A team of researchers from Michigan State University led by George Smith, associate professor of animal science, has discovered that the new egg-specific gene, JY-1, is necessary for embryonic development in dairy cows. The research is reported in the Oct. 29 online issue of the Proceedings of the National Academy of Sciences.

Besides potentially offering the dairy industry more solutions for the infertility problem that costs it more than $1 billion per year, the new gene provides clues into the egg's role in embryo development and may ultimately provide new options for the more than 9.3 million women treated annually for fertility problems.

According to Smith, cows are a better model for human fertility research than the standard mouse model. Like women, cows usually release a single egg and give birth to one offspring at a time. Mice, in contrast, release multiple eggs and give birth to litters of pups.

"Our research focus is infertility in dairy cows," said Smith. "We want to understand the role of egg quality in infertility and create new solutions for dairy producers to manage their biggest problem. But there could certainly be human implications."
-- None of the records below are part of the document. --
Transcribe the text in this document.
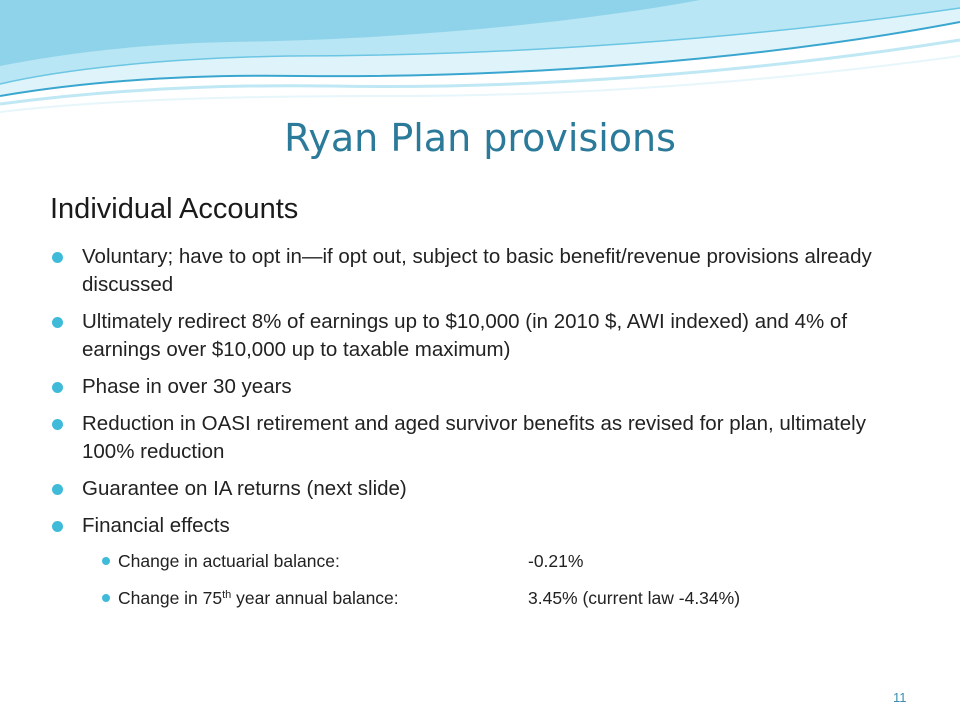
Ryan Plan provisions
Individual Accounts
Voluntary; have to opt in—if opt out, subject to basic benefit/revenue provisions already discussed
Ultimately redirect 8% of earnings up to $10,000 (in 2010 $, AWI indexed) and 4% of earnings over $10,000 up to taxable maximum)
Phase in over 30 years
Reduction in OASI retirement and aged survivor benefits as revised for plan, ultimately 100% reduction
Guarantee on IA returns (next slide)
Financial effects
Change in actuarial balance:	-0.21%
Change in 75th year annual balance:	3.45% (current law -4.34%)
11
Smith and his team, which includes former students Anilkumar Bettegowda, a PhD student in Smith’s lab, and Jianbo Yao, a fellow in the MSU Center for Animal Functional Genomics, know the bovine chromosome where the JY-1 gene is located. A similar gene is located on the matching chromosome in humans but does not appear to be functional.

"There may be other related genes in humans that perform the same function as JY-1," Smith said. "We know this gene is necessary for cow embryos to develop, so it makes sense that humans have a related gene with a similar function."

Infertility and other reproductive problems are one of the dairy industry's biggest concerns. Dairy cows must become pregnant to produce milk. So if a cow can't get pregnant or can't maintain a pregnancy, the farmer suffers not only the loss of the milk, but the loss of the animal and the cost of replacing her.

"We now know the JY-1 gene is required for embryo development in dairy cows," Smith said. "Our next steps are to determine how the gene is regulated and how different levels of the protein affect fertility. There are still a lot of unknowns, but this is the first piece of the puzzle."